NETWORK-WIDE TRUCK TRACKING USING ADVANCED POINT DETECTOR DATA

*PhD Defense*
Time
11/22/2016 10:00 AM (PST)
Location
4080 AIR Building
Kyung Hyun
Kyung Hyun
TSE PhD
Abstract

Trucks contribute disproportionally to traffic congestion, emissions, road safety issues, and infrastructure and maintenance costs.
In addition, truck flow patterns are known to vary by season and time-of-day as trucks serve different industries and facilities.
Therefore, truck flow data are critical for transportation planning, freight modeling, and highway infrastructure design and
operations. However, the current data sources only provide partial truck flow or point observations. This dissertation developed a
framework for estimating path flows of trucks by tracking individual vehicles as they traverse detector stations over long distances.
Truck physical attributes and inductive waveform signatures were collected from advanced point detector systems and used to match
vehicles between detector locations by a Selective Weighted Bayesian Model (SWBM). The key feature variables that were the
most influential in distinguishing vehicles were identified and emphasized in the SWBM to efficiently and successfully track
vehicles across road networks.

The initial results showed that the Bayesian approach with the full integration of two complementary detector data types – advanced
inductive loop detectors and Weigh-in-Motion (WIM) sensors – could successfully track trucks over long distances (i.e., 26 miles)
by minimizing the impacts of measurement variations and errors from the detection systems. The network implementation of the
model demonstrated high coverage and accuracy, which affirmed the capability of the tracking approach to provide comprehensive
truck travel patterns in a complex network. Specifically, the model was able to successfully match 90 percent of multi-unit trucks
where only 67 percent of trucks observed at a downstream site passed an upstream detection site.
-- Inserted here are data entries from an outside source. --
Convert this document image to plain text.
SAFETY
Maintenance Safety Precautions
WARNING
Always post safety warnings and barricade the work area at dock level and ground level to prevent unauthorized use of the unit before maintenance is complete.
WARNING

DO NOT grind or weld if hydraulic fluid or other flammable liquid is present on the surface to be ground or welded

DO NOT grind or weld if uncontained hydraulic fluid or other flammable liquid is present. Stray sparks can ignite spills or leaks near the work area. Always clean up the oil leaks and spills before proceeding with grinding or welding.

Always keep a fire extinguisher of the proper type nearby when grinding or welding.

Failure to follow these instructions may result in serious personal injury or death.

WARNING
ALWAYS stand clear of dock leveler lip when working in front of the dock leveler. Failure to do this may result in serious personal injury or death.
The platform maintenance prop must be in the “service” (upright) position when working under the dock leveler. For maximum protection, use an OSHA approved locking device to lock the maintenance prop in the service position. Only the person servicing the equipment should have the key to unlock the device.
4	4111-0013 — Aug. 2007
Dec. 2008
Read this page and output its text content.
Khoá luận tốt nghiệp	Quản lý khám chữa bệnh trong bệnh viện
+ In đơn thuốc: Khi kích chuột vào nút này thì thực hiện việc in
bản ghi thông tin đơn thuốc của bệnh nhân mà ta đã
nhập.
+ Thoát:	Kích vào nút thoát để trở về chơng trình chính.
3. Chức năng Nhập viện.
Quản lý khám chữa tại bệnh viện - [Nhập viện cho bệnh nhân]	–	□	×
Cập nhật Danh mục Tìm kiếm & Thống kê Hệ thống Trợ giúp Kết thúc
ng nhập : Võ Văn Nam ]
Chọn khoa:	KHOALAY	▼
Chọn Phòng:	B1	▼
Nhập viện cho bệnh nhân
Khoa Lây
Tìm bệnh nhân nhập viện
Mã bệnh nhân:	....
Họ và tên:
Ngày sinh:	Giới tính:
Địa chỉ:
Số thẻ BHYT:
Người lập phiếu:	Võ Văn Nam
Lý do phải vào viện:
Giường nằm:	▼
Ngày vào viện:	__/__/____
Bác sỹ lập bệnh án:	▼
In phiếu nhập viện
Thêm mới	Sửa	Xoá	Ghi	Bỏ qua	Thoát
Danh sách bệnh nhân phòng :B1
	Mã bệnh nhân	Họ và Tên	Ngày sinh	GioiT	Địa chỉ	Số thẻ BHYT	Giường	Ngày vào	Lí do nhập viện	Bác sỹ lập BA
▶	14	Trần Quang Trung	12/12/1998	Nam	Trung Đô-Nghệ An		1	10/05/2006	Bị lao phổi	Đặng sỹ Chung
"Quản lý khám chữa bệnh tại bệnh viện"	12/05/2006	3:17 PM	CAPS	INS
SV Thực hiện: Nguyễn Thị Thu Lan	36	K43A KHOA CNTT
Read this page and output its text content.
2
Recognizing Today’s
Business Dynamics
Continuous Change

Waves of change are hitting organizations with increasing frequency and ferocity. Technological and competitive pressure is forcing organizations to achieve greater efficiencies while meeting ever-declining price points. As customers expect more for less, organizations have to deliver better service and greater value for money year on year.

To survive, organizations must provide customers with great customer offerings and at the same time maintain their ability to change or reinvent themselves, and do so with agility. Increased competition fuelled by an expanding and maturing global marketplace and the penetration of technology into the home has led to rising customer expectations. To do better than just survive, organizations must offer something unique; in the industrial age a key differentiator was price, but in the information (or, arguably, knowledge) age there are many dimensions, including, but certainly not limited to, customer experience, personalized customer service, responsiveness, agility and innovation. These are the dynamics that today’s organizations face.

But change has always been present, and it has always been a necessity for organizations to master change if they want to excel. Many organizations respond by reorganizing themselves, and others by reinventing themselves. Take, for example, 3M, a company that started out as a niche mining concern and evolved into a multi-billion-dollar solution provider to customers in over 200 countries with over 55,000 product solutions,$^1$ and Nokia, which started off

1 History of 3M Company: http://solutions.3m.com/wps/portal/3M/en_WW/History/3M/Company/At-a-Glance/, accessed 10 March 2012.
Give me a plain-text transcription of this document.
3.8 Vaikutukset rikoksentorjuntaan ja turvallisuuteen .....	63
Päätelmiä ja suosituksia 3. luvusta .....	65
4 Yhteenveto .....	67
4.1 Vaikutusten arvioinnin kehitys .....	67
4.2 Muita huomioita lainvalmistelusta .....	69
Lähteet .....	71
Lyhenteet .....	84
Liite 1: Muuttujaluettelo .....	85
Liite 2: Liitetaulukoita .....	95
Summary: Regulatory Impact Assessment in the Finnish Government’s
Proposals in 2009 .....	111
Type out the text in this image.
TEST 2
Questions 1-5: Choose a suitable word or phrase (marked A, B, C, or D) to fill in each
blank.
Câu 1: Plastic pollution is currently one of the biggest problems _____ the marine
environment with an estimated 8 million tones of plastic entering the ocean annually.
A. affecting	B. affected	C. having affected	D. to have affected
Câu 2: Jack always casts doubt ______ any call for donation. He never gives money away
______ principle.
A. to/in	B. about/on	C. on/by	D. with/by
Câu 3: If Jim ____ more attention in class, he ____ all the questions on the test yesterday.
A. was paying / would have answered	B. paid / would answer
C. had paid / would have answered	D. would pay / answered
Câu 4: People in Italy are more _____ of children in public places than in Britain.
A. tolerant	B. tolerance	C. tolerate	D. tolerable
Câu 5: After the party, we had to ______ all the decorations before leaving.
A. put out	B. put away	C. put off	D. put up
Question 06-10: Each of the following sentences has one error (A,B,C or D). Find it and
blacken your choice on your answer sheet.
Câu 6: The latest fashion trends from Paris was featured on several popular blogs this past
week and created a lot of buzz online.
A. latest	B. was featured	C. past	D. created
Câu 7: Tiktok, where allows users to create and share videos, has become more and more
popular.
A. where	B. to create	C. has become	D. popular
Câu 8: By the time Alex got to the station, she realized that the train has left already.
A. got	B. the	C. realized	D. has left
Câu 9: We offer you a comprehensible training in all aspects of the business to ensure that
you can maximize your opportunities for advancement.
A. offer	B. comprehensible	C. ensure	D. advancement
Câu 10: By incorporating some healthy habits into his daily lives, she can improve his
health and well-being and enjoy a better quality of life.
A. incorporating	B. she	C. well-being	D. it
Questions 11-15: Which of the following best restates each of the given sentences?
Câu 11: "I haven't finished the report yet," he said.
A strategic plan to identify optimal sensor locations to maximize benefits from the truck tracking model was also proposed. A
decision model that optimally locates sensors to capture the maximum truck OD and route flow was investigated using a goal
programming approach. This approach suggested optimal locations for tracking implementation in a large truck network considering
a limited budget. Results showed that sensor locations from a maximum-flow-capturing approach were more advantageous to
observe truck flow than a conventional sensor location approach that focuses on OD and route identifiability.